Böhmen, Tschechien, Ostmitteleuropa: Seit dem Umbruch von 1989 und auf dem Weg zur Osterweiterung der Europäischen Union geraten die östlichen Nachbarn des deutschen Sprachraums zunehmend in den Blick auch der allgemeinen Geschichtswissenschaft - zögernd wird das über Jahrzehnte durch den Eisernen Vorhang abgeschirmte, von wenigen Spezialisten beackerte Gebiet der heutigen Tschechischen Republik als Teil des europäischen Geschichtsraums (wieder-)entdeckt. Natürlich war Böhmen in der Zwischenzeit kein historiografisch unbestelltes Terrain. Neben politischen Opportunitäten waren es jedoch meist Sprachgrenzen, die eine umfassende Einbindung der reichhaltigen tschechischen (tschechoslowakischen) Forschung in komparative oder geografisch übergreifende Studien verhinderten, die im deutschen Sprachraum entstanden. Nach 1989 taten institutionelle Hindernisse wie Veröffentlichungsbedingungen und Finanzierungsmodalitäten das Ihre, um den Dialog zwischen deutscher und tschechischer Forschung zu erschweren. Grenzüberschreitende Zusammenarbeit blieb damit auf die Initiative einzelner Institutionen und Forscher angewiesen, ihre Ergebnisse fanden entsprechend reduzierte Verbreitung.

Vor diesem Hintergrund hat ein internationales (hauptsächlich tschechisch-österreichisch-deutsches) Projekt Maßstäbe gesetzt, das unter dem Titel „Soziale Strukturen in Böhmen“ seit 1992 (Pilotphase) bzw. 1996 eine Reihe von Historikerinnen und Historikern dieser Länder zusammenführte und damit an mehreren der geschilderten ‚Problemzonen‘ tschechisch-deutschsprachiger Forschungskooperation ansetzte. Beteiligt waren Institute der Universitäten von Wien, Salzburg, Cambridge, Prag und Ceské Budejovice (Böhmisch Budweis), das Collegium Carolinum in München und das Státní ústrední archiv (Staatszentralarchiv) in Prag. Auf diese Weise wurden institutionelle Brücken geschlagen und Foren geschaffen, die deutschsprachige und tschechische Forschung in Dialog brachten; zugleich wurde Böhmen als bis dahin zu wenig beachtetes Territorium in den Fokus aktueller Fragen zur allgemeinen Frühneuzeitgeschichte gerückt. Offiziell abgeschlossen wurde das Projekt 1999. Der zu besprechende Band stellt die überarbeitete Fassung des Abschlussberichtes dar, der die Ergebnisse der Kooperation zusammenfasst und die derzeit in Form mehrerer Dissertationen erscheinenden Erträge der Teilprojekte in übergreifende Problemzusammenhänge integriert. 1

Das methodische Konzept des Projekts zeichnet sich bereits im Titel des Buches ab.

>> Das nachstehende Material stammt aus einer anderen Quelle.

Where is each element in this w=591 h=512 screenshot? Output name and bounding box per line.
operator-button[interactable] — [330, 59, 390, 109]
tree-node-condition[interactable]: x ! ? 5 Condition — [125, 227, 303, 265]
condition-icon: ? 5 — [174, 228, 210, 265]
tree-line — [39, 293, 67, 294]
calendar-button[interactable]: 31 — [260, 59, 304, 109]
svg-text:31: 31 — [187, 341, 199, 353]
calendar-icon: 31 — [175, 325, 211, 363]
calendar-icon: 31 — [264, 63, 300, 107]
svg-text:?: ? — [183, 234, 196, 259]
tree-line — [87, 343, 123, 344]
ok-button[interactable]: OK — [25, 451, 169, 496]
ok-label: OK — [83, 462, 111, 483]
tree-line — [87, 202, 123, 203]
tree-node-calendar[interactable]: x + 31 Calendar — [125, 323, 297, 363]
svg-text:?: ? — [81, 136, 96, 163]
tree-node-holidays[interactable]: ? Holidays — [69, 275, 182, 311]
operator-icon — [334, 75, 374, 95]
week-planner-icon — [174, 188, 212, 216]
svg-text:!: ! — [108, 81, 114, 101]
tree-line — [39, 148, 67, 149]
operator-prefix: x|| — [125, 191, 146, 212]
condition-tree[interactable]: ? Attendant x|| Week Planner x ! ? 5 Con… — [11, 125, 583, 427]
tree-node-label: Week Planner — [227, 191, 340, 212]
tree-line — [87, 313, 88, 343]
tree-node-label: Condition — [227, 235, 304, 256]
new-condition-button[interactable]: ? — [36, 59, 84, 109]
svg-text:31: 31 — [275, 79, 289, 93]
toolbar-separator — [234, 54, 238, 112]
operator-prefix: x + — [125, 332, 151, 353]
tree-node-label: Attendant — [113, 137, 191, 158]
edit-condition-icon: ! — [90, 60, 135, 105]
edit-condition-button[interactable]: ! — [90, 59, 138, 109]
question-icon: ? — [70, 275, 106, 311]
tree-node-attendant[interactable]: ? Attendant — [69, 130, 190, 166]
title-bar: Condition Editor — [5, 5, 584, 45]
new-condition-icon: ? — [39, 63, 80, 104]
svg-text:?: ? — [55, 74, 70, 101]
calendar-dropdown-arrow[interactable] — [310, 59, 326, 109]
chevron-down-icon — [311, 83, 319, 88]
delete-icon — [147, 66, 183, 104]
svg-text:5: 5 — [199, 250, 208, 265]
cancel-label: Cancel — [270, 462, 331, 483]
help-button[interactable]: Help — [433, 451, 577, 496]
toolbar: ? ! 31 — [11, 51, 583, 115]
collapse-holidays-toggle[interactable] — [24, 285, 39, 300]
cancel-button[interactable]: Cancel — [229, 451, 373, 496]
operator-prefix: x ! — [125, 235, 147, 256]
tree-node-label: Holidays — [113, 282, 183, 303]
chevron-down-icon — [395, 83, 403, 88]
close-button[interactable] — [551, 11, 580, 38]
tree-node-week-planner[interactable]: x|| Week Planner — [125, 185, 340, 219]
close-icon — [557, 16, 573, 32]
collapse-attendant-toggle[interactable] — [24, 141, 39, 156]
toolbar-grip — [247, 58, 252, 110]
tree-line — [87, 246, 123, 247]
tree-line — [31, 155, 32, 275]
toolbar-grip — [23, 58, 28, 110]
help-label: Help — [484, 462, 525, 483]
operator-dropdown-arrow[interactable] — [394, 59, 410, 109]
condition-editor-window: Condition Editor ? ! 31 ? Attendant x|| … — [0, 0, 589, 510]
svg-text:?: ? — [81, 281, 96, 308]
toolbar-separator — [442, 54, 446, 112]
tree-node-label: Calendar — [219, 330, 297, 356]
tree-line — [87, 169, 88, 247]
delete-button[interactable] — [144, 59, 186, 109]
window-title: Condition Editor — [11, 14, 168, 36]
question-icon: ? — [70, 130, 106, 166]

Gelesen vor dem Hintergrund traditioneller Schwerpunktsetzungen in der neueren deutschen Wissenschaftsgeschichte, kündigt seine Formulierung einen methodischen Spagat an. Auf der einen Seite ein Verweis auf ‚soziale Strukturen‘ und damit auf den zentralen Gegenstandsbereich der klassischen Historischen Sozialwissenschaft; auf der anderen Seite der Bezug auf frühneuzeitliche Gutsherrschaftsgesellschaften, die seit den 1990er-Jahren untrennbar mit der Potsdamer Arbeitsgruppe um Jan Peters und damit mit einer historisch-anthropologisch überformten Sozialgeschichte verbunden sind. Die Einleitung (Markus Cerman, Hermann Zeitlhofer, S. 9-14) offenbart, dass diese Assoziation nicht zu weit greift: Ziel des Buches ist es, beide Lesarten von Sozialgeschichte zu integrieren und anhand einer Verknüpfung von Struktur- und Alltagsgeschichte zu einer „neuen Perspektive“ auf die „regionale Entwicklungsdynamik“ Böhmens in der Frühen Neuzeit zu gelangen (S. 9f.). Angesichts der früheren, scharf geführten Kontroversen und vor dem Hintergrund der problematischen - weil die jeweils andere Seite weitgehend ignorierenden - aktuellen Koexistenz zwischen beiden Richtungen stellt dies einen hohen Anspruch dar.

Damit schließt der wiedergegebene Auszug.